Authority to ‘prescribe’ ways in which eligible credits would be restricted lies in section 43A of Central GST Act but that section is yet to be notified; however, restricting unmatched credits “up to 10 percent” has already been rolled out by a new rule 36(4). Whether this too is an ‘impossible eventuality’ will certainly be put to Courts to answer but trade will require to self-assess the extent of ‘credit overdraft’ that will be tolerated in the form of this new rule. GST promised to allow a seamless flow of credit, but this seems farther from that truth.

Arguments ‘for’ and ‘against’

The case for the Government is that ‘credit cannot be allowed of tax that has not reached the Government’. And ‘seamlessness’ is actually a promise to ‘flow what’s there to have flowed’. And if tax has not reached the Government, there’s nothing to ‘flow’ to the recipient. If a Recipient can take care to verify that right quantity and quality of supplies were delivered and that Supplier can take care to issue invoice and collect payment in time, can Government be expected to look into remittance of this tax with no responsibility shouldered by parties involved in carrying out the taxable supply? Can parties to the taxable supply still take shelter under ‘impossible eventuality’?

The case of trade is entirely different because the recipient cannot be held responsible for the failure of the supplier. Hon’ble Supreme Court has held that tax credit is ‘indefeasible and vested right’ in Eicher Motors Ltd. v. UoI 1999 (106) ELT 3 (SC). The question would, therefore, revolve around ‘time of vesting’. If it is a right that is ‘not yet vested’ (or inchoate right), then such unvested rights are for non-vesting. And if the right has already vested, then it’s indefeasible and leaves no room for the Government to unsettle it. In fact, Hon’ble Gujarat High Court, although on other grounds, reiterated this principle while striking down a questionable proviso in notification 20/2018-CT(R) dated 26 Jul 2018 in Shabnam Petrofils (P) Ltd. v. UoI in CA 16213 of 2018 (Guj.) that attempted to ‘lapse’ vested credits.

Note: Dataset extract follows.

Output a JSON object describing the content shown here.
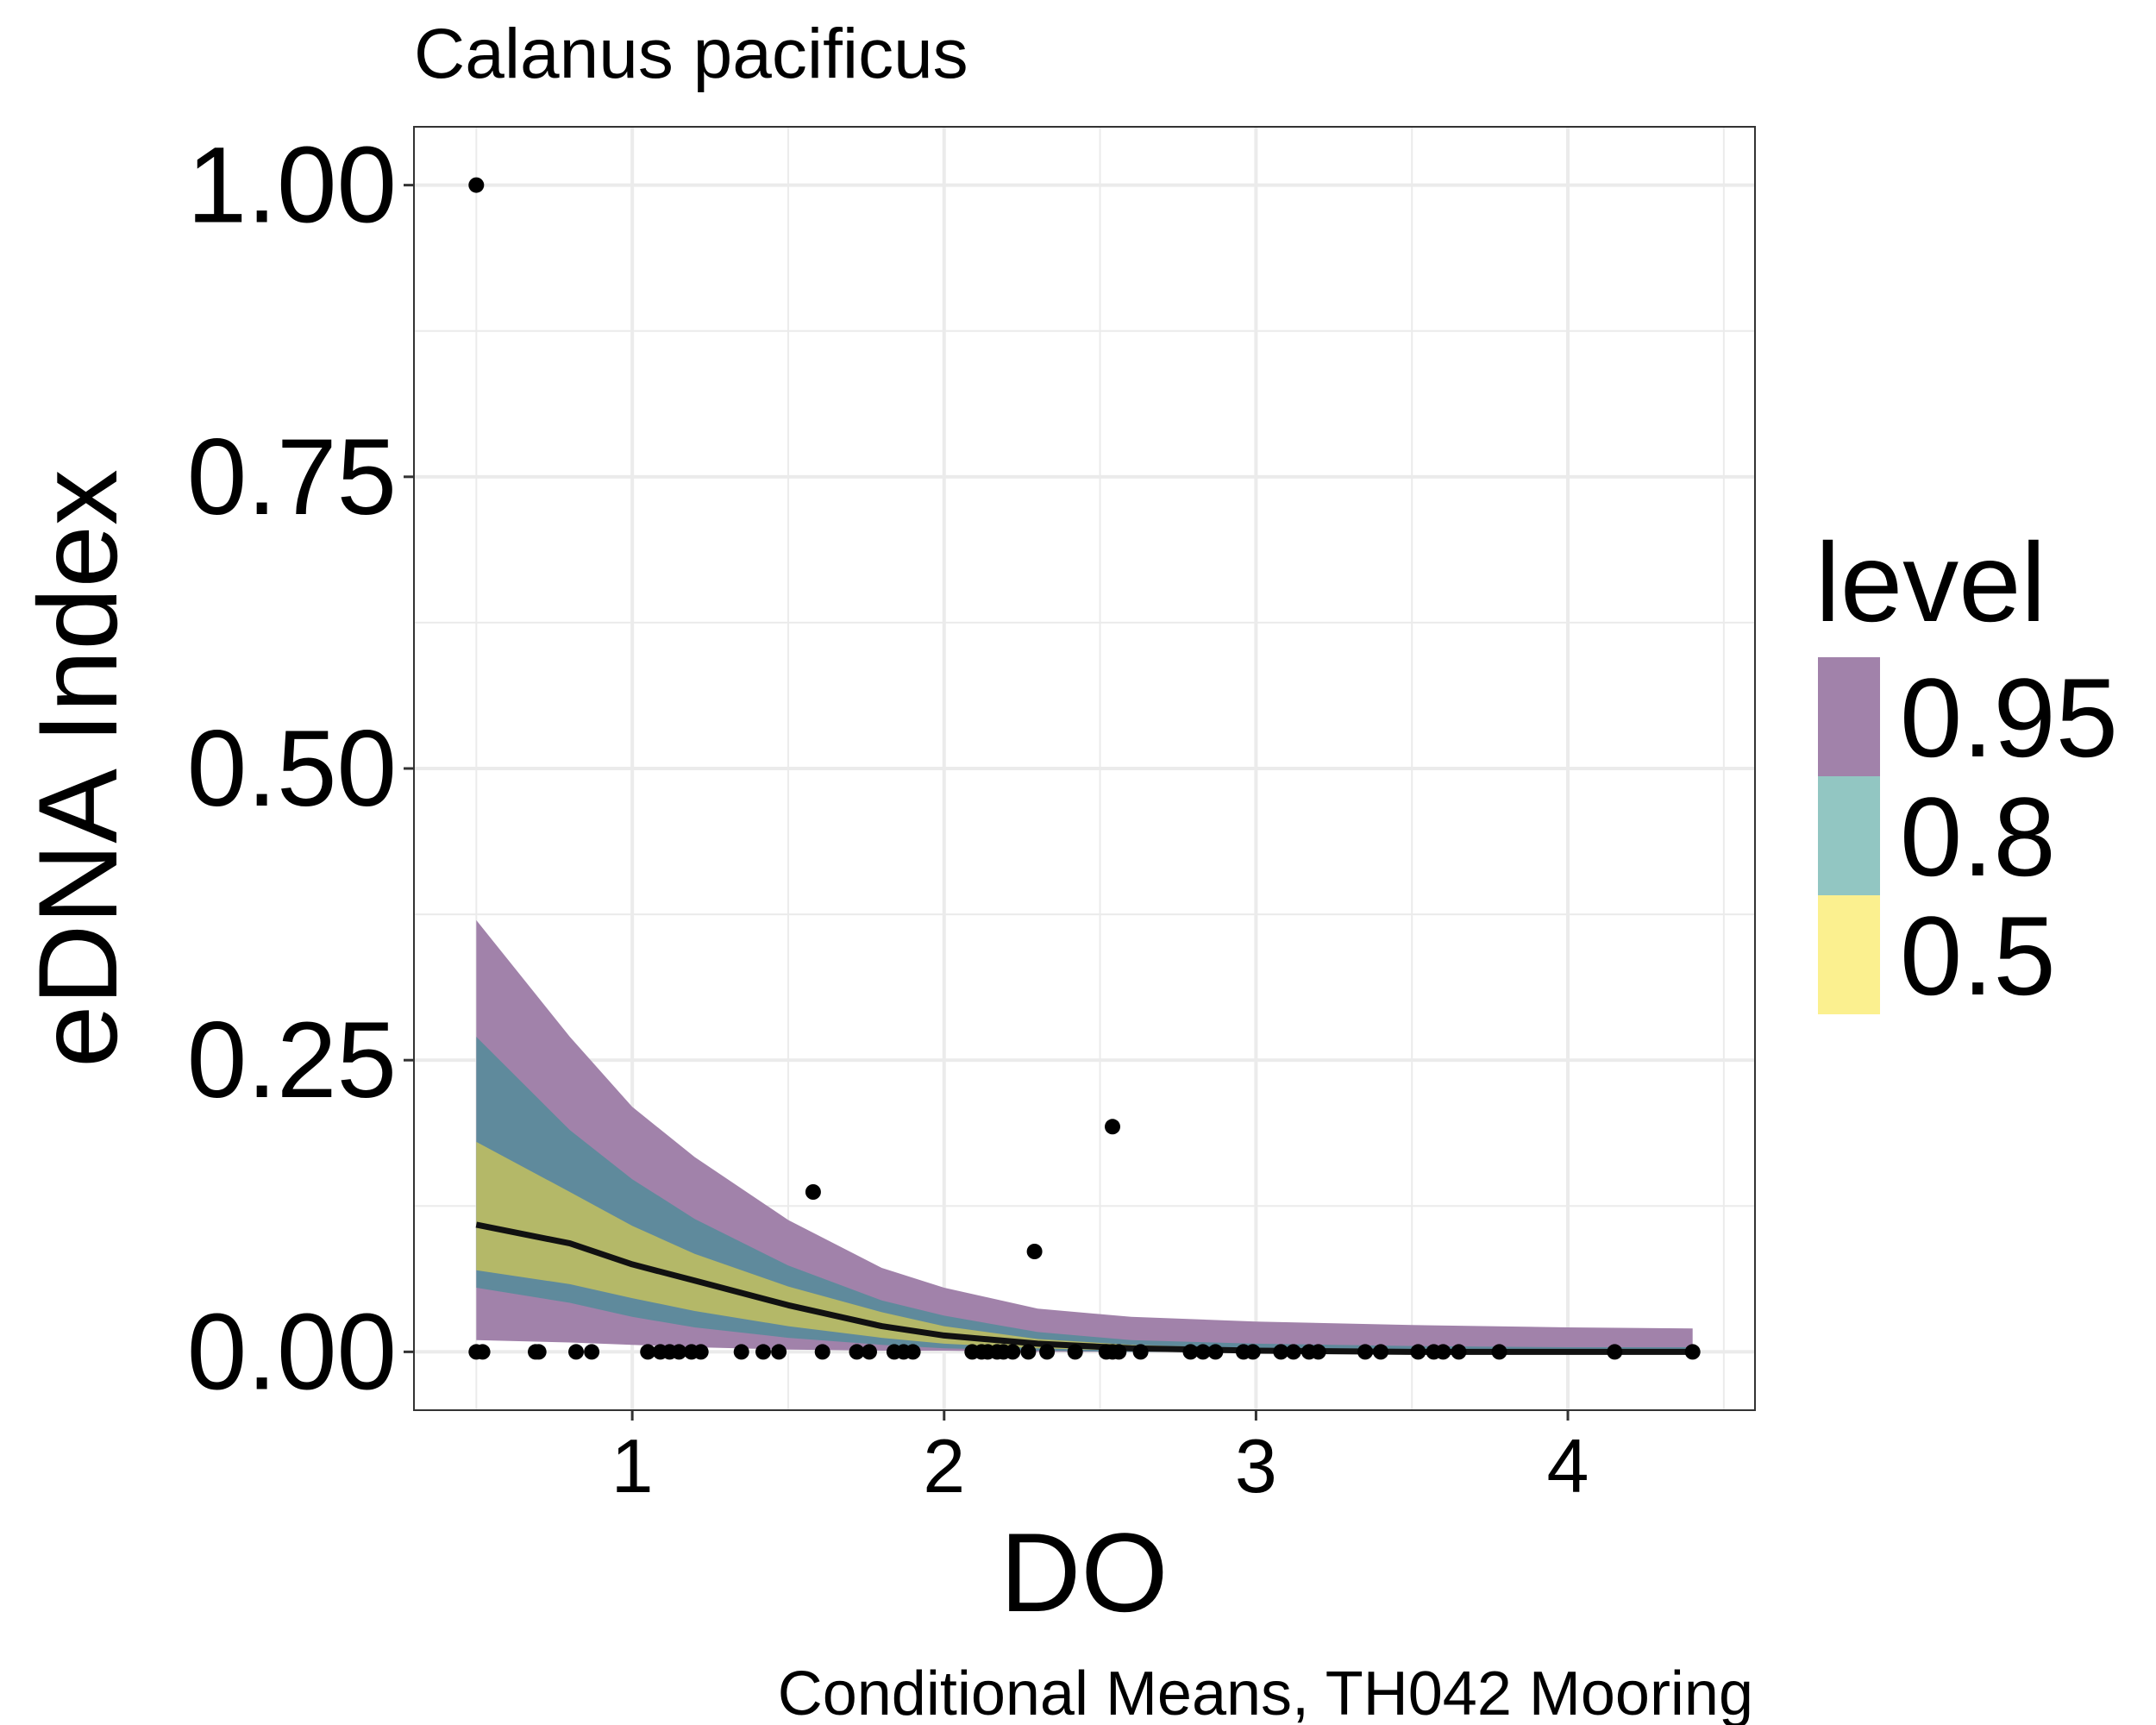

The jury is out as to on whose side does ‘balance of convenience’ lie; and whether this was the real meaning of responsibility that taxpayers bargained for while seeking “minimal Government, maximum governance”. The government would say “yes”, because GST is a ‘self-assessment’ tax where tax administration has retained authority to interfere only by exception, howsoever extensive and pervasive these exceptions may be.